Helping fill up the stage Warlikowski inevitably employs a larger cast than the four singers and the chorus who contribute to the oratorio, but the extras are not just there to make up the numbers. Most prominently there is a young man, dancing to the rhythms on his headphones - which nonetheless fits the youthful rhythm of Handel's music perfectly - who perhaps represents Youth. His function is to illustrate how beauty, caught up in its own pleasure, is oblivious to time. Youth passes however - quite literally here, the young man ending up on an operating trolley, mourned with heart rending sadness by Beauty. But there are also many other young women who look on at the spectacle of Beauty's fall, all of it reminding you that there is nothing 'academic' about the subject.

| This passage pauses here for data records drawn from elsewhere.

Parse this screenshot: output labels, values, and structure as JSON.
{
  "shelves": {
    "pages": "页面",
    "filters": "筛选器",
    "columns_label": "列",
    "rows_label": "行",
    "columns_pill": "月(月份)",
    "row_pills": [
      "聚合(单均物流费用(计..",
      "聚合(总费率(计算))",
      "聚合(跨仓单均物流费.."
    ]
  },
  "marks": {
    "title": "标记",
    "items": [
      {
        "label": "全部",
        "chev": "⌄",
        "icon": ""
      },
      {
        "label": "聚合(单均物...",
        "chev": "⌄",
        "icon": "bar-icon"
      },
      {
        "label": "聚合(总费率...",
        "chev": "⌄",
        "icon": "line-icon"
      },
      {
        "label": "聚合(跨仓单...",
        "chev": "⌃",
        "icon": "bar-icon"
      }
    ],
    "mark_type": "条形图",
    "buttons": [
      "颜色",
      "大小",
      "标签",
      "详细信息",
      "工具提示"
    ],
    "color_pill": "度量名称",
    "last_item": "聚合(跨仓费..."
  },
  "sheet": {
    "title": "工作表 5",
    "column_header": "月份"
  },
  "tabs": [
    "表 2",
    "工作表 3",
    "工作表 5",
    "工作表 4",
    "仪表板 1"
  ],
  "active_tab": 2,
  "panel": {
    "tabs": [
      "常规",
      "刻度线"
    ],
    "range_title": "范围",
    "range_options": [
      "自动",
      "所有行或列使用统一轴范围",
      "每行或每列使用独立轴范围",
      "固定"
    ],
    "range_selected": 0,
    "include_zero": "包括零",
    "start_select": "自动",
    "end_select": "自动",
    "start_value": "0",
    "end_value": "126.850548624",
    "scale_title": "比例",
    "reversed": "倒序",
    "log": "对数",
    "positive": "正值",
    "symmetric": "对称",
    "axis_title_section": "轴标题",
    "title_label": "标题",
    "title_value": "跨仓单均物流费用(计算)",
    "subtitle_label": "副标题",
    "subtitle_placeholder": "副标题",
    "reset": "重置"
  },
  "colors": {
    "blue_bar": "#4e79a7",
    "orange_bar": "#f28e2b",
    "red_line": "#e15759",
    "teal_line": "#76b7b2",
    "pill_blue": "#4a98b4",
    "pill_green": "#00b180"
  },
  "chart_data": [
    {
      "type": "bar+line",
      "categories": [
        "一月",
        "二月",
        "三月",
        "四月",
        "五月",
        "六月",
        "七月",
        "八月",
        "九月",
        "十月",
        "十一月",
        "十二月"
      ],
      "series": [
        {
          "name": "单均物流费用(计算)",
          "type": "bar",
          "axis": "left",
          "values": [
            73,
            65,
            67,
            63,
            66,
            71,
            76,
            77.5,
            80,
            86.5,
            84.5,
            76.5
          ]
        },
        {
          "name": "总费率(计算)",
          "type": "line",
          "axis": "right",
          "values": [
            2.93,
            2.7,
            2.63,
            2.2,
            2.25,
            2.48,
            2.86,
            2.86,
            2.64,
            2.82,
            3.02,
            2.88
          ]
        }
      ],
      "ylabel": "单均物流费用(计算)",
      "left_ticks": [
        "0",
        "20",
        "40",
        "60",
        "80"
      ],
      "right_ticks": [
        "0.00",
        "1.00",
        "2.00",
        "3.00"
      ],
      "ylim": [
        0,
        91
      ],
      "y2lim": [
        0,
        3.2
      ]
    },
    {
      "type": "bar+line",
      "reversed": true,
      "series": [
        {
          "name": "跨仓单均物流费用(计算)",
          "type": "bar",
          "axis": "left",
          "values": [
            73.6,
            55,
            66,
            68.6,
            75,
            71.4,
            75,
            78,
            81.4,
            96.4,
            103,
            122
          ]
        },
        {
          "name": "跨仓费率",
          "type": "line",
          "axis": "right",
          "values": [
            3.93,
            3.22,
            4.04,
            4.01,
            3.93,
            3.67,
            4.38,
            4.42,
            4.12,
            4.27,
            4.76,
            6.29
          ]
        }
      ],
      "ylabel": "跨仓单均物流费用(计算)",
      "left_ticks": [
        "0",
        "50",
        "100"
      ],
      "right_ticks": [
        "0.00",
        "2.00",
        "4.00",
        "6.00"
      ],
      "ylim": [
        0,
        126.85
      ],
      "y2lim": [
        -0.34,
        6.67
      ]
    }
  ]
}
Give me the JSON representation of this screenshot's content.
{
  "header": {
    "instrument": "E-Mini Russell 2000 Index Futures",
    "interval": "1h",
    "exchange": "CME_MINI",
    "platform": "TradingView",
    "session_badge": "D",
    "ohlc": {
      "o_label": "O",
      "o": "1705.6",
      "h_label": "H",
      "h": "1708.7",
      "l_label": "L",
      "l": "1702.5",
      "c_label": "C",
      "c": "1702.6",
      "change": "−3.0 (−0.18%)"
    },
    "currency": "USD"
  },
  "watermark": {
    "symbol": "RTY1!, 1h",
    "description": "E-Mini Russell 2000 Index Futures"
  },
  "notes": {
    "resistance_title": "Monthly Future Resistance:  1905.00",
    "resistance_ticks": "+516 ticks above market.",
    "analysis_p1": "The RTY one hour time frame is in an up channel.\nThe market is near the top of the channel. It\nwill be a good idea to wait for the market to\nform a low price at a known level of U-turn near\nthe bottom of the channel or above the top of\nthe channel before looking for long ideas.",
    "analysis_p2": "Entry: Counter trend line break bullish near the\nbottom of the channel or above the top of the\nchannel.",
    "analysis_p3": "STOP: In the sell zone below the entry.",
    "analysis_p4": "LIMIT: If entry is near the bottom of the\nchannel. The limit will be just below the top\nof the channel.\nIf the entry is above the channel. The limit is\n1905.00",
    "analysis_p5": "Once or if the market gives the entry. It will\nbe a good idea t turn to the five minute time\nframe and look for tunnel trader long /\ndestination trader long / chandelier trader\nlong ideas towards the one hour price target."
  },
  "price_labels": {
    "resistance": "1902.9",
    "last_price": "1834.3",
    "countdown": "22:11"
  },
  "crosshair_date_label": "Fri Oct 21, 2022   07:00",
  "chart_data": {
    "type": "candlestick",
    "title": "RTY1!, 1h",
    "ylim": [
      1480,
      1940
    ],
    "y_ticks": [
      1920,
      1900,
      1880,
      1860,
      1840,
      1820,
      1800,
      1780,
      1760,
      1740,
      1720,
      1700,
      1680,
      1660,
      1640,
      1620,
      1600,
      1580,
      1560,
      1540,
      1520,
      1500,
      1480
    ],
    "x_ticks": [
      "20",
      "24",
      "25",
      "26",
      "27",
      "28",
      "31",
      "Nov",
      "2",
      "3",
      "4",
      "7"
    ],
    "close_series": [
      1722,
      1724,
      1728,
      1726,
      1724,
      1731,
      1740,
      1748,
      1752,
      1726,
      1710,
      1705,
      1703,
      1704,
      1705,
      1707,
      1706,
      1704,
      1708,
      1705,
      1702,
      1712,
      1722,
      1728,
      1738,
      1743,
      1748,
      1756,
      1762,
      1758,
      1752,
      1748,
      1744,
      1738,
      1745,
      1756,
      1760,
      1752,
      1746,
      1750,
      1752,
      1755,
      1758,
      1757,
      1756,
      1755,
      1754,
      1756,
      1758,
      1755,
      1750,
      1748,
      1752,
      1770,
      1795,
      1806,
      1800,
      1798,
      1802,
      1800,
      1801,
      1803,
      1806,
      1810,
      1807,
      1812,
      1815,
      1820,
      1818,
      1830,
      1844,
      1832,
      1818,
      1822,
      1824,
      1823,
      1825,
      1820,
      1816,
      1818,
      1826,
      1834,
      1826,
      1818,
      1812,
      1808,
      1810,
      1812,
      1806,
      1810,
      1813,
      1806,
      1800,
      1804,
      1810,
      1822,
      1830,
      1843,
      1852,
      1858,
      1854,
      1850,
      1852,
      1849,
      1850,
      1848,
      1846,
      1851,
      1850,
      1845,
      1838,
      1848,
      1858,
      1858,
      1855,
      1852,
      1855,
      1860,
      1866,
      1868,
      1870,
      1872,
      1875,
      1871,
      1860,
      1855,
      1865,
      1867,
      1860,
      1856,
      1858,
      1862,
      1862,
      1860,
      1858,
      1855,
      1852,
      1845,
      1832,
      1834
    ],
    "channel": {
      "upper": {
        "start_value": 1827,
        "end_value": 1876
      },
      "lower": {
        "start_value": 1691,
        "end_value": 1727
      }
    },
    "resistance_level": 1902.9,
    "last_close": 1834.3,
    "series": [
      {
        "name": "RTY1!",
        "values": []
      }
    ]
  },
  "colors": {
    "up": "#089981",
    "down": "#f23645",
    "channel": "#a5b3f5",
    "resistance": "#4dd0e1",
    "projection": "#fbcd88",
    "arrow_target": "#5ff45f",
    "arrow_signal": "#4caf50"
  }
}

This is by no means Warlikowski's only idea or contribution. The director includes a short film before the interval to bring the ghost of Jacques Derrida into the equation, and the division of the stage itself perhaps even resembles the two hemispheres of the brain separated by a corridor or cortex. One side is lit up while the other is in darkness but occasionally both sides spark with life, the left largely being the domain of Beauty and Pleasure, the right Time and Disillusionment. At significant points all four figures come together gathering around the table like a family; always in dispute, but dependent on each other to maintain a happy equilibrium.
There's much to admire in the staging and in how it manages to engage the spectator, but the beauty of Handel's music and the singing of the cast assembled here would be impressive enough on its own. Emmanuelle Haïm and her period instrument Concert d'Astrée ensemble give the work a wonderful edge, energy and rhythmic precision. Sabine Devieilhe is unquestionably the star that carries the show here, always impressive in technique, range and timbre, but investing the role of Beauty here with some degree of sensitivity. Her sparring and harmonising with Franco Fagioli's countertenor Pleasure is magnificent, the two making an attractive team. Michael Spyres is a wonderfully lyrical singer but his tenor voice is perhaps too 'sweet' for Time. Together with Sara Mingardo's Disillusionment however, this was a strong cast capable of finding the human depth and meaning in Benedetto Pamphili's libretto and Warlikowski's concept that is already there in Handel's music.